The purpose of this research is to investigate the kinetics of nutrient’s change (vitamin C, reducing sugar, and total acidity) of winter jujube slices that are submitted to drying at different temperatures (55, 60, 65, and 70°C) and air velocities (3, 6, and 9 m/s) during the air-impingement drying process. Results showed that the content of vitamin C and reducing sugar, and total acidity decreased with increasing drying time. Furthermore, analysis of variance indicated that the drying temperature, air velocity, and time had a significant effect on the loss of vitamin C and reducing sugar, and on total acidity (P < 0.05).
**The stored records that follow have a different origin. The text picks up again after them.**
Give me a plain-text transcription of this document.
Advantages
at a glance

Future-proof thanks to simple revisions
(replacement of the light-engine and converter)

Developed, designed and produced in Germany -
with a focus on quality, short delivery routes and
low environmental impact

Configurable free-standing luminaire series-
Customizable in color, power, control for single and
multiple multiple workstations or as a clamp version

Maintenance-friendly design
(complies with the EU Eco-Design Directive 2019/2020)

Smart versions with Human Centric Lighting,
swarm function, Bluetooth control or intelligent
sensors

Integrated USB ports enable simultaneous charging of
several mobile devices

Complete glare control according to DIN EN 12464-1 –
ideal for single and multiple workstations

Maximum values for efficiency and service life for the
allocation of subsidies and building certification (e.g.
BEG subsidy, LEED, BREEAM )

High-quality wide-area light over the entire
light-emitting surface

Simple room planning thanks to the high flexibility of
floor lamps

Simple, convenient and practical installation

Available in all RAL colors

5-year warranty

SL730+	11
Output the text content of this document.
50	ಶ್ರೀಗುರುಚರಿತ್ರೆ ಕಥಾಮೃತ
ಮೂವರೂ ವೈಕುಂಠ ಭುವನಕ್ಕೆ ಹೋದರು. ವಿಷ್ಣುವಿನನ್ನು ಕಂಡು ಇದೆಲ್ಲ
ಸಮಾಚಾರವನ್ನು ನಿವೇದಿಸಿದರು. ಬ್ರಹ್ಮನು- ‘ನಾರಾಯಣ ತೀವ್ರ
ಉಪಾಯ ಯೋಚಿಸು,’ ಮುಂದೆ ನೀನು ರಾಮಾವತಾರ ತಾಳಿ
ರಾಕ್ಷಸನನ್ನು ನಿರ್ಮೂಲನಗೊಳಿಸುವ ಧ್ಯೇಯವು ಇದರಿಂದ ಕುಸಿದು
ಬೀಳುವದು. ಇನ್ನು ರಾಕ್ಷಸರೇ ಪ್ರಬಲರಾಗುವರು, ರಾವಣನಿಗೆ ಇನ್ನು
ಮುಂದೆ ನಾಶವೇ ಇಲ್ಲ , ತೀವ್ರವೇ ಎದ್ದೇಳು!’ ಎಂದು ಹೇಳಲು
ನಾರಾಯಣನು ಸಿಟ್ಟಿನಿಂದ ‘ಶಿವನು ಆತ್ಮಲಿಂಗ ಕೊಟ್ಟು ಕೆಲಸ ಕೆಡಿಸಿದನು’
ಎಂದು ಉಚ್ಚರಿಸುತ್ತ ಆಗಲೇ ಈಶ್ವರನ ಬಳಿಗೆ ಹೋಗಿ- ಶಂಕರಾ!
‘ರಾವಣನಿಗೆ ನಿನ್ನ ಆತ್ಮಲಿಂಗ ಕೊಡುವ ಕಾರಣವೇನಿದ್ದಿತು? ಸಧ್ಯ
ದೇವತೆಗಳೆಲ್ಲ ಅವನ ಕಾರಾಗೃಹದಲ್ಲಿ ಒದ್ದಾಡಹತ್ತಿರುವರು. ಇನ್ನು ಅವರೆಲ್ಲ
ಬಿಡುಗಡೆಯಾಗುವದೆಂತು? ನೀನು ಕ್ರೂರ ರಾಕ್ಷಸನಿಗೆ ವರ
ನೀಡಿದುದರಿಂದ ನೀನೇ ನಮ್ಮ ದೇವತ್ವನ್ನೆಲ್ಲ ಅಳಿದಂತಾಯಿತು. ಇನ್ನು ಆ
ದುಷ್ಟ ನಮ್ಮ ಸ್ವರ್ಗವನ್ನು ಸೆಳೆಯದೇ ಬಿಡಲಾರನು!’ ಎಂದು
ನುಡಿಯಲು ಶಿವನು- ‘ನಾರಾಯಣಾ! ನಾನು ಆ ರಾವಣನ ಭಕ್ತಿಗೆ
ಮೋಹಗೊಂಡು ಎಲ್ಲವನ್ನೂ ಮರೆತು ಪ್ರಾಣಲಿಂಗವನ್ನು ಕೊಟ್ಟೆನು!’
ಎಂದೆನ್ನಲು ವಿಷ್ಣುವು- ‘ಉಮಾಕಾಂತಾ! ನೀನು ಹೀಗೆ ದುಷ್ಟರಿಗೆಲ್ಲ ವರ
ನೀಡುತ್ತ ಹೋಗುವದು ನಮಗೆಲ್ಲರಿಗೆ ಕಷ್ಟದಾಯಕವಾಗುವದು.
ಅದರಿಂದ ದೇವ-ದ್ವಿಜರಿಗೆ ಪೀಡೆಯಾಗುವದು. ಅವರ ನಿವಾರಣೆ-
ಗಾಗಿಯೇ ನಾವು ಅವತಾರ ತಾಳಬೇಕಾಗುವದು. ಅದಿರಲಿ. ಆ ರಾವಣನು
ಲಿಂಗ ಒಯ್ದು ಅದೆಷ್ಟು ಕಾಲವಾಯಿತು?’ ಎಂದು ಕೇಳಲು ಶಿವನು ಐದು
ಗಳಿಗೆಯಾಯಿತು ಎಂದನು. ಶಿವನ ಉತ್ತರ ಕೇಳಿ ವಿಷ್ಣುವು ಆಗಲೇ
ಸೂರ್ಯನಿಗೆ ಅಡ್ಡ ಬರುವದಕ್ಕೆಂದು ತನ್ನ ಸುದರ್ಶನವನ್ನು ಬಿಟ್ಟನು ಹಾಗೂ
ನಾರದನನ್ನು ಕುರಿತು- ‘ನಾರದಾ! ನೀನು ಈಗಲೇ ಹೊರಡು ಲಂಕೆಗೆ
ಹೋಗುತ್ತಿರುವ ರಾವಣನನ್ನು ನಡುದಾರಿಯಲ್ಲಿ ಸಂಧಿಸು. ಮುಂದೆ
Zero-order, first-order, and Weibull models were used to fit the experimental data, Weibull model was considered as the most suitable one for the degradation kinetics of vitamin C and reducing sugar, and change of total acidity in samples dried at different temperatures and air velocities. According to the Arrhenius formula, the activation energy of vitamin C, reducing sugar, and total acidity change kinetics were 63.78, 36.48, and 153.51 kJ/mol, respectively. This research can provide some references for enhancing dried product quality in the jujube drying industry.